What’s needed, according to experts, is a focus on media literacy education in classrooms—starting as early as third or fourth grade.
“We have an obligation as educators to do this,” Peter Adams, senior vice president of education at the News Literacy Project, said. “Today’s information environment is tremendously exciting and there’s all kinds of access, but there are really some enormous challenges and pitfalls and hazards out there.”
More than one third of middle school students report rarely or never having learned how to judge the reliability of information sources, which is “really the fundamental of what media literacy is,” said Helen Lee Bouygues, president of the Reboot Foundation, who is an expert on misinformation and critical thinking.
In a 2016 Stanford University study, more than 80 percent of middle schoolers couldn’t tell the difference between sponsored content and actual news stories.
There’s limited research on how best to teach students to interpret information they come across online, however, said Wineburg.
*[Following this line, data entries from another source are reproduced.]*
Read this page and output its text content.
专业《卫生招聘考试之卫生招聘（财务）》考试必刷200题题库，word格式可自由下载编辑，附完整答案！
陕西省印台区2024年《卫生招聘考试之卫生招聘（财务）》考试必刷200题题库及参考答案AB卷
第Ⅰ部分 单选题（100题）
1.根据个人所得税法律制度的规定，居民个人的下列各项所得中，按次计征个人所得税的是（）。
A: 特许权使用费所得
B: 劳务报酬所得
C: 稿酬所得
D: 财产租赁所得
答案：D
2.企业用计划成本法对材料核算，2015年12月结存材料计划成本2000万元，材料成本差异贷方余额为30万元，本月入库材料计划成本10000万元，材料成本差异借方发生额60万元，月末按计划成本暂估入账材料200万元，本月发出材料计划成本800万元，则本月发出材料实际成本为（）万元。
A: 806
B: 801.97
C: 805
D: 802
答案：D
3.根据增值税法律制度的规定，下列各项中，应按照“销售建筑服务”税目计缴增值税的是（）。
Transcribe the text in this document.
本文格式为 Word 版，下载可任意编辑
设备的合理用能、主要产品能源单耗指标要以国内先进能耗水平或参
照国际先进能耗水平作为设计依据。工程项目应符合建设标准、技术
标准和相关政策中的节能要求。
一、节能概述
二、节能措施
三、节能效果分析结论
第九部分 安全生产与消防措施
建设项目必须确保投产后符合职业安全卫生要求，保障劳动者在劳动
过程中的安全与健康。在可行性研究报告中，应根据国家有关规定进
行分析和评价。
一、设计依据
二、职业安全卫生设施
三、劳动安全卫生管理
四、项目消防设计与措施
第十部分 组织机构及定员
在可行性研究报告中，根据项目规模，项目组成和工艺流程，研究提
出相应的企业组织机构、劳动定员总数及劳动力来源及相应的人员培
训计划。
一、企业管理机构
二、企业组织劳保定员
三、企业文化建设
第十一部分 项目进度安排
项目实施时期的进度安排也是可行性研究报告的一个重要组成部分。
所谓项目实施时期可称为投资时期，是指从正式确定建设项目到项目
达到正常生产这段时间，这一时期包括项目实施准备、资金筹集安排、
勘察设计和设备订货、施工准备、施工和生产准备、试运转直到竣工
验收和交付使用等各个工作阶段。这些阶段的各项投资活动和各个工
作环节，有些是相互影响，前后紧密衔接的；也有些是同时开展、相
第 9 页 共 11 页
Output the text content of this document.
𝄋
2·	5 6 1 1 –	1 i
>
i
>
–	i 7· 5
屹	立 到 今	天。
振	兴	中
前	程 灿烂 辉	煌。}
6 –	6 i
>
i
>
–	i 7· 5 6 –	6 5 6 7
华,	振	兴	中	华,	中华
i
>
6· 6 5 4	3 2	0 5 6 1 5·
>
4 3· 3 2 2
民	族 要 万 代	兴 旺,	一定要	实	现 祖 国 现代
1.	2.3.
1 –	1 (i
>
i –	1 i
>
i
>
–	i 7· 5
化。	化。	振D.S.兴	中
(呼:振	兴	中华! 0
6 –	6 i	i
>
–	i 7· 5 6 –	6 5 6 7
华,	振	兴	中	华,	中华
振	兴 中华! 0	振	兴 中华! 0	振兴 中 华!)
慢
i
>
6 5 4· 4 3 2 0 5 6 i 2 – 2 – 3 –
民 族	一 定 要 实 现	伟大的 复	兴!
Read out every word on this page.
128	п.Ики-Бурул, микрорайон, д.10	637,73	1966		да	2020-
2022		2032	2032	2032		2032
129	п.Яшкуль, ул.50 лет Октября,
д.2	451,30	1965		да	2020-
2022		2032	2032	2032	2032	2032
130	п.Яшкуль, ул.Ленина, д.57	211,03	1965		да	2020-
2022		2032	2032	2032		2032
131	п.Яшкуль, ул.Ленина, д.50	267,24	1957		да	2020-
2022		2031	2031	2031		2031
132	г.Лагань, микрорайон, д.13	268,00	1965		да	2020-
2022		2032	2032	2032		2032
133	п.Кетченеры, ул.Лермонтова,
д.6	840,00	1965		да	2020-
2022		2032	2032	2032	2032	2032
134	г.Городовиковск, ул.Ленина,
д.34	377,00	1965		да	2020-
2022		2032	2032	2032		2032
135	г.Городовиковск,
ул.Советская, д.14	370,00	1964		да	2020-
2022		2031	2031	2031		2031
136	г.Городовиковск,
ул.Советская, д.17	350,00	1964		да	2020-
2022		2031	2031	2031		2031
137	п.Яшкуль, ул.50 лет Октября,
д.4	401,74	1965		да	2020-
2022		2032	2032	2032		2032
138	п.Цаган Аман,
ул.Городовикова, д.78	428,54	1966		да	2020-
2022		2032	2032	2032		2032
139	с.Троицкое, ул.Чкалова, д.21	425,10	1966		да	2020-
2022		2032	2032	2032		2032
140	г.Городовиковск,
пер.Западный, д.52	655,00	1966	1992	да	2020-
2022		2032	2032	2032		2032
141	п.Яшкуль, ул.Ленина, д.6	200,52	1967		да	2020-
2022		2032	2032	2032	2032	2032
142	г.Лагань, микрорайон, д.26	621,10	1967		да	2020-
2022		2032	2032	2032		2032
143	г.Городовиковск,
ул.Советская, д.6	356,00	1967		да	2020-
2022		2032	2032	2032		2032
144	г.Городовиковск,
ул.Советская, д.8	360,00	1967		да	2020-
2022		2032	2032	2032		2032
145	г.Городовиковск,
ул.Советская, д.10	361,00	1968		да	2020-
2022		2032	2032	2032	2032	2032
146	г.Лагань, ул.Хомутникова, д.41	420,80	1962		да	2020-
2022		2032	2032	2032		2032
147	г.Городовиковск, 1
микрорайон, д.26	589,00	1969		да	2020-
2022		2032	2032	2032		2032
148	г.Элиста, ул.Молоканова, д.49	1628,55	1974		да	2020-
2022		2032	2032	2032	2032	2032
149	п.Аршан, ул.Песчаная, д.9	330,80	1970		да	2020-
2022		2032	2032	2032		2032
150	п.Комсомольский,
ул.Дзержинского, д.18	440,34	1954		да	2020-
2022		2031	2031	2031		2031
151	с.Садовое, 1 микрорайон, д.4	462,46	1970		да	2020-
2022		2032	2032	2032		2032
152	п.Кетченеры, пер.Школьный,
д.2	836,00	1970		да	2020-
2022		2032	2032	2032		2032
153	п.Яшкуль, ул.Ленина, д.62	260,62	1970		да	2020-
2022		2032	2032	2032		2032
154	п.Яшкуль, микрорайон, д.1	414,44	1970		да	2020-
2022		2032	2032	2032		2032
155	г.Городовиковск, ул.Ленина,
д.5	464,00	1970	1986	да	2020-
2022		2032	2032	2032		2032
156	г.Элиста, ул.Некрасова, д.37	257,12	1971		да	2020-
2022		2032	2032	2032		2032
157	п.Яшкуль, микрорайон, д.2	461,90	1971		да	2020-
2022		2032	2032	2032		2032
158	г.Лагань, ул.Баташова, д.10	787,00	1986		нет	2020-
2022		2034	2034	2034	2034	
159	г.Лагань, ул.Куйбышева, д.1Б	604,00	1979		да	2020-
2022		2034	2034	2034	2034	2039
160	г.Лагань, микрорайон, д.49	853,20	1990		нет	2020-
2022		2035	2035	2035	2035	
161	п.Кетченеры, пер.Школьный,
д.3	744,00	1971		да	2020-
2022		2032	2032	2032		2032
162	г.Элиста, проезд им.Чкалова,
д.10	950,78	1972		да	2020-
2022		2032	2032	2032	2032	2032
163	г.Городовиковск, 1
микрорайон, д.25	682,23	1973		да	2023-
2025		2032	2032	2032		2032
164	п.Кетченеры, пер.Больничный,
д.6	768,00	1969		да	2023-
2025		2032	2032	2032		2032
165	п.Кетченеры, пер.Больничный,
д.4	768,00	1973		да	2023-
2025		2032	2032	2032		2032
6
He’s critical of programs that he says encourage student to “play 20 questions” by carefully examining all facets of a website. “We’re teaching web credibility as if it’s 2002,” he said. “It’s exactly the opposite of what professional fact-checkers do.”
Fact-checkers, Wineburg’s research has found, don’t dig deep into a website to determine its credibility, but search components of it in new browser tabs, to gain an outside perspective. Teaching students these strategies has yielded positive results in recent studies.
Some believe that partnering with journalists to address media literacy could also help. A recent Pew Research Center study found that a majority of Americans believe news media have the “most responsibility” in reducing fake news and misinformation.
Two of the News Literacy Project’s most popular programs do just that. Checkology, a free e-learning platform, is designed for students in grades 6-12 and provides interactive lessons from journalists and media experts on how to apply critical thinking skills and interpret and consume information. The NewsLitCamp, which is designed for educators, also relies on journalists. For one day, a school partners with a local newsroom to bring teachers, school librarians and media specialists together with journalists to learn about issues such as journalism standards and practices, news judgment and bias and the role of social media.
Despite such programs, experts remain concerned that teaching about media literacy and identifying misinformation isn’t yet a priority in the classroom.
“In some districts, English language arts teachers have almost no flexibility to work in something like this and in others they do,” Adams said, adding that social studies teachers have a bit more opportunity and flexibility to integrate this literacy into the classroom.
Media or news literacy education also shouldn’t just be a drop-in unit or a one-off lesson, warned Adams. Educators need to integrate it into instruction throughout the school year, he said.
Calling BS, the University of Washington course, tries to address the difficulties of incorporating such lessons into the classroom. West and Bergstrom have tried to make the curriculum – and individual pieces of it – easy for overworked high school teachers to integrate into the courses they’re already teaching.
The class focuses primarily on how data is created, manipulated and shared, something that West says could be taught in just about any classroom. At the University of Washington, students from more than 40 majors have enrolled in the class. Elsewhere, the course has been incorporated into classes in multiple fields including engineering, statistics, English, economics and business.
“It touches everything. It touches every subject,” West said.
As new technologies and social media platforms emerge, Adams said it’s “vitally important” to formally integrate this literacy training into the curriculum.
“Students have a right to it,” he said. “Information is clearly the basis for their civic agency and civic empowerment. If someone can misinform you, they can hijack the power of your civic voice.”